WhatsApp has published on its official blog information about two vulnerabilities main found in outdated versions of the application.
This means that the company responsible for the Messenger Service I was already aware of the issues and fixed them, but if the user is not using the latest version of the platform, you should update it as soon as possible.
What are these WhatsApp vulnerabilities
The first vulnerability, tracked as CVE-2022-36934 with a severity rating of 9.8/10 (critical), consists of a integer Overflow, a common mistake that basically consists of trying to add a value to an integer variable.
What does this mean? In the messaging service application owned by Goalthat there is an integer overflow means that the attacker will send a call, which opens the door to remote attacks that could lead to the installation of malware in the operating system of a user.
And to note, a malware is capable of performing many actions on an infected computer, such as:
– Record keystrokes or keylogging to search for credentials and other sensitive data;
– Intercept communications in any social media app
– Record calls
– Take photos
– Steal user credentials.
The second vulnerability, tracked as CVE-2022-27492 and rated 7.8/10 (High), allows attackers to execute remote code after send a malicious video file.
Unfortunately, media files have been one of the most widely used tools for spreading malware for years, and the reality is that unless staff are fooled, malicious actors are not successful in many cases.
However, the great freedoms that the system of Google can make someone use a custom ROM and thus getting the installer from APK manually.
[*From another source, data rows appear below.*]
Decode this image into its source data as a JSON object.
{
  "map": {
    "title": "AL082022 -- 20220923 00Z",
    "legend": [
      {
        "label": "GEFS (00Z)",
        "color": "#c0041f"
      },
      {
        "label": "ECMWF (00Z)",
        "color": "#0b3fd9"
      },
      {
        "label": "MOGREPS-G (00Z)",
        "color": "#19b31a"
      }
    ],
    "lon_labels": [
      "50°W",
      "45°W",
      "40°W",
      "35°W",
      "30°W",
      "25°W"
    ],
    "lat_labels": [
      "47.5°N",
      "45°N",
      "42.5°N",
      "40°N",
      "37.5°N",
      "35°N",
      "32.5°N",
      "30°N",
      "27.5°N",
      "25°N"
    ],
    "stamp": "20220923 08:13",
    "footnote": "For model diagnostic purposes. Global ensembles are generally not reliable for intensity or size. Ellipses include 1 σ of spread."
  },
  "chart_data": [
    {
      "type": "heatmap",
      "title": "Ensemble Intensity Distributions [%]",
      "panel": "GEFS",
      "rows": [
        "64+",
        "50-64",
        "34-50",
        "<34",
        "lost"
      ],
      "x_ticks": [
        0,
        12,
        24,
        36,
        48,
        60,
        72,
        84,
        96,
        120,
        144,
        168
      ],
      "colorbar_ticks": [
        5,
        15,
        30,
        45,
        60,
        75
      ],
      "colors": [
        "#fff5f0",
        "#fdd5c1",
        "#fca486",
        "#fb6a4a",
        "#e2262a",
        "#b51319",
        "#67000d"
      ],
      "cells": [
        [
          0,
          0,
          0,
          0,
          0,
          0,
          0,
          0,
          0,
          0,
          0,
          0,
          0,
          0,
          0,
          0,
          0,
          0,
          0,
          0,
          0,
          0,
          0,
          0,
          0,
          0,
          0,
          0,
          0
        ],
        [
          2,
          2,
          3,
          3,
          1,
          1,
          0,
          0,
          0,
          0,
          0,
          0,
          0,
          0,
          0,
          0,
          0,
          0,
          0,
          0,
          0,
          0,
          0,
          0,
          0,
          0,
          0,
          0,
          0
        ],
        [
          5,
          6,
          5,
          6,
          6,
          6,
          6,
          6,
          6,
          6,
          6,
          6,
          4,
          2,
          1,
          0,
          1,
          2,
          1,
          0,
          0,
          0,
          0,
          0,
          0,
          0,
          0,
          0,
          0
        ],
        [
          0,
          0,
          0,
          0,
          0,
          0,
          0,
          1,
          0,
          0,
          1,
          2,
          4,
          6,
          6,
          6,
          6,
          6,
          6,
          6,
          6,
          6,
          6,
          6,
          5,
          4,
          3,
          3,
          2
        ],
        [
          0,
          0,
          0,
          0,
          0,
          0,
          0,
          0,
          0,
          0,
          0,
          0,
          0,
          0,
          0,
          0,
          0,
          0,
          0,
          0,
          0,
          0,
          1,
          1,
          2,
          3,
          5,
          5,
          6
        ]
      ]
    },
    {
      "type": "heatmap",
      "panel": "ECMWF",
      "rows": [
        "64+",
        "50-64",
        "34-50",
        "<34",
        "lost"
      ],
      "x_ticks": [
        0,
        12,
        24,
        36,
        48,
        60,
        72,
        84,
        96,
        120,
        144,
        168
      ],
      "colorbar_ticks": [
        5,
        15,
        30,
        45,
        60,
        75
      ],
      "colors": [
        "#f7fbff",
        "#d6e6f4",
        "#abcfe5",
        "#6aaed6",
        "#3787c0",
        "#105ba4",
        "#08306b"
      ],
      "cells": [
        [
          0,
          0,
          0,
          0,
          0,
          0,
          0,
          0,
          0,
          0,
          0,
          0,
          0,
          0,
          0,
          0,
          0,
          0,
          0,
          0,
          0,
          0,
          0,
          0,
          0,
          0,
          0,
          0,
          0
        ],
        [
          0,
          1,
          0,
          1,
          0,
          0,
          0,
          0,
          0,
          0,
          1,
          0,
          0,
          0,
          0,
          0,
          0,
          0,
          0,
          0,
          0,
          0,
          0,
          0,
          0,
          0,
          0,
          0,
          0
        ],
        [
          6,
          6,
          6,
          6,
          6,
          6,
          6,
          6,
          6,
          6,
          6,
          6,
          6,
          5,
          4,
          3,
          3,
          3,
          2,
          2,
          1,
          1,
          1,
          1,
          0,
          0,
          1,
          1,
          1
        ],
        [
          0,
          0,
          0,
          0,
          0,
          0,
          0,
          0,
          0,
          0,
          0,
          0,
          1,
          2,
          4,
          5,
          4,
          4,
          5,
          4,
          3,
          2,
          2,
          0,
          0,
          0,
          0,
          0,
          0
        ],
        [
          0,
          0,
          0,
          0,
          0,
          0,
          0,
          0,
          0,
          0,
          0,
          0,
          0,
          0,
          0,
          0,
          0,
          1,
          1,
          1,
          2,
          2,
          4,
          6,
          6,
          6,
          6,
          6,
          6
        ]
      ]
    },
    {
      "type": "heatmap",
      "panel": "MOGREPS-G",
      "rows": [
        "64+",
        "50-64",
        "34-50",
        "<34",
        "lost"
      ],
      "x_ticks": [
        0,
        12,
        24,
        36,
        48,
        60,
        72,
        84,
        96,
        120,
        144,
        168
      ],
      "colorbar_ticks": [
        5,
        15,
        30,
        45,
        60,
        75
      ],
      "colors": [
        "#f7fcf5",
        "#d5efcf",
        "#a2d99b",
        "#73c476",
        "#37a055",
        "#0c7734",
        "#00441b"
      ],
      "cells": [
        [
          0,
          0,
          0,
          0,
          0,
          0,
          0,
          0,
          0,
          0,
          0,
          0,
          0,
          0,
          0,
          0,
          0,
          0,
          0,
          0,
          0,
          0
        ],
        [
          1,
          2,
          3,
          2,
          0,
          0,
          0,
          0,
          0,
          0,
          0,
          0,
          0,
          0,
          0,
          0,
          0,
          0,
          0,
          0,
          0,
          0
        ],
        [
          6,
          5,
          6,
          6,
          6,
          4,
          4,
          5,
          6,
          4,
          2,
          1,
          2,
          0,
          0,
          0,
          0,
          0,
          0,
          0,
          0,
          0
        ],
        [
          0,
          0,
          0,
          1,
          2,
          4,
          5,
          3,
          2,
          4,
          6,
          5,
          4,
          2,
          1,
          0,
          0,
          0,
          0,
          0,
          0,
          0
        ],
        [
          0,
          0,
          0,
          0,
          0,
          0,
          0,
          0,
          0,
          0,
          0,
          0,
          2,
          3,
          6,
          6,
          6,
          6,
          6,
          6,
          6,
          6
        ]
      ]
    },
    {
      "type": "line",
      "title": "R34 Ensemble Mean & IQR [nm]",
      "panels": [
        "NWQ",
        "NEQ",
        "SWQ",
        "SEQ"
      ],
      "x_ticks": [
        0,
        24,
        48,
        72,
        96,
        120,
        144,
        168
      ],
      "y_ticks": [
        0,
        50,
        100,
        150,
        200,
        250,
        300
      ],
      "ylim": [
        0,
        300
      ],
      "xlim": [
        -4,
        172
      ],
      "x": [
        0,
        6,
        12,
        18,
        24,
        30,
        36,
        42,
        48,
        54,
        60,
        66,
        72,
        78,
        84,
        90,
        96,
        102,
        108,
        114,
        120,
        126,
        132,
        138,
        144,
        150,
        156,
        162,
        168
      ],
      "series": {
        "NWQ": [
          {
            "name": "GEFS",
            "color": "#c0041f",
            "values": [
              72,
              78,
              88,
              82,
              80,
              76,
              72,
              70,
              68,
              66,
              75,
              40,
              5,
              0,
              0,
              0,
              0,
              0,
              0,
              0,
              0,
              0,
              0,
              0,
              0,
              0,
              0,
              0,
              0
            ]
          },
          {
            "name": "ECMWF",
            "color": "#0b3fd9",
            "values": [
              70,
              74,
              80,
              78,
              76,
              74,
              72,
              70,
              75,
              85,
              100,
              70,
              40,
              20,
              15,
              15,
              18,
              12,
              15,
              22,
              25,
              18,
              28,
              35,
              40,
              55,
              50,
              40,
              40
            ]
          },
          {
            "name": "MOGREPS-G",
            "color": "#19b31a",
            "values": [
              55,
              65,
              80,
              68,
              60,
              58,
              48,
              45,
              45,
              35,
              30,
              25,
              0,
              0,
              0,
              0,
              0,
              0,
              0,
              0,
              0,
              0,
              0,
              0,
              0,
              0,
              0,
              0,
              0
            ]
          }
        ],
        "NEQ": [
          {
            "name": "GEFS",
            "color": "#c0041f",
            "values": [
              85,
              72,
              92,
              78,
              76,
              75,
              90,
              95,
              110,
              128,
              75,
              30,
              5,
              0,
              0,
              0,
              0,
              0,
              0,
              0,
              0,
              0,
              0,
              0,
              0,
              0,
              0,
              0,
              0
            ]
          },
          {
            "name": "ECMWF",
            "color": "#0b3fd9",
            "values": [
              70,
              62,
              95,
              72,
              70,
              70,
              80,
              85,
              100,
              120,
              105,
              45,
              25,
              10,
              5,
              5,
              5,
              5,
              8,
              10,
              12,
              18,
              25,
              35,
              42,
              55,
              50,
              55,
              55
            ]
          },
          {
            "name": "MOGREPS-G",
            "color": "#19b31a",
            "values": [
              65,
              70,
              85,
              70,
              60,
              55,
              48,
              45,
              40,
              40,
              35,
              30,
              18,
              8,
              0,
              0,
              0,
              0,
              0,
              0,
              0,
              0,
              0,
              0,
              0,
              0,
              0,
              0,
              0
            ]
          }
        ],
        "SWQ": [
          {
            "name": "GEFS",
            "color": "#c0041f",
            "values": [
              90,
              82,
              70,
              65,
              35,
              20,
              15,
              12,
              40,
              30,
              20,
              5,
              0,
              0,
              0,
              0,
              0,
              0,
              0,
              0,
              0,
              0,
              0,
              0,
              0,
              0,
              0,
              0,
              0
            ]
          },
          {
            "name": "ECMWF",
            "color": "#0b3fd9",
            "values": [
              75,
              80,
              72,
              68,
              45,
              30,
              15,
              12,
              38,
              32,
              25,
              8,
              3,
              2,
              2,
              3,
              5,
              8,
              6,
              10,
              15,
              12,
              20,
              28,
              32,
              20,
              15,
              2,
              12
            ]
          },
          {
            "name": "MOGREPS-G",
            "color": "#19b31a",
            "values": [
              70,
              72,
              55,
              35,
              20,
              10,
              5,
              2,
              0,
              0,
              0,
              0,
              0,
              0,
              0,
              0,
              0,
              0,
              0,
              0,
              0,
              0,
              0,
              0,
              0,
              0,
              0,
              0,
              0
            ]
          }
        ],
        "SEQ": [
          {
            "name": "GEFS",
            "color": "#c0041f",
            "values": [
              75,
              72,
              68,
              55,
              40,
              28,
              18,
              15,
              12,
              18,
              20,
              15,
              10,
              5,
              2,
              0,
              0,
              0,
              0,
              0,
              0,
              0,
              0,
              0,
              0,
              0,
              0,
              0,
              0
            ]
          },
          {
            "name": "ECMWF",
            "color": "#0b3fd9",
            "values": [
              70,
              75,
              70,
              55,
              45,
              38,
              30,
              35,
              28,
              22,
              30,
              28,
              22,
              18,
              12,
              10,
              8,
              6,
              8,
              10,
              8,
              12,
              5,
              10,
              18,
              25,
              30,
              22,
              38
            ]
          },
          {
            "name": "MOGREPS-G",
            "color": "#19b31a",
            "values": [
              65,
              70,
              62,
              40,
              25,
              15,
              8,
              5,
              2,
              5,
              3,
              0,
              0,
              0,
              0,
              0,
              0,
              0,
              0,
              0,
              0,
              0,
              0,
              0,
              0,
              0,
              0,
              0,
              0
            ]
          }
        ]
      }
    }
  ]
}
So in this case, WhatsApp also recommends uninstalling and reinstalling the app if the APK file doesn’t work directly with the update.
What versions of WhatsApp are in danger and how to update it
Both vulnerabilities were recently patched, so TechMarkup recommends completing the update process as soon as possible.
In the case of vulnerability to video call (CVE-2022-36934), the vulnerable WhatsApp versions are:
– For iOS earlier than version v220.127.116.11
– Business for iOS older than v18.104.22.168
– For Android older than version v22.214.171.124
– Business for Android older than v126.96.36.199
In the case of vulnerability before sending a malicious video (CVE-2022-27492), the vulnerable WhatsApp versions are:
– WhatsApp for Android older than v188.8.131.52
– WhatsApp for iOS v184.108.40.206
both in Android and iOSfor to update the messaging application you have to go to the application store (Google Play Store Y app storerespectively) and continue with the current or latest available update.
Keys to detect if a cell phone is infected by malware
– Abnormal phone performance: menus and apps that close, applications that are installed without permission, settings that change themselves, among others.
– Excessive battery consumption: From Settings > Battery, you can see which process is using a lot of battery. If the app in question is not used or is a strange app, the phone could be infected.
– Excessive spending of data: Viruses often send data from your phone to their servers, so you may notice an increase in data from one day to the next. It can also be checked from Settings.
– Advertising where there should not be: If the phone shows more ads than normal and, especially, it does so in browsers where there were none before, you may have a problem. ‘adware’ (malware but in ads).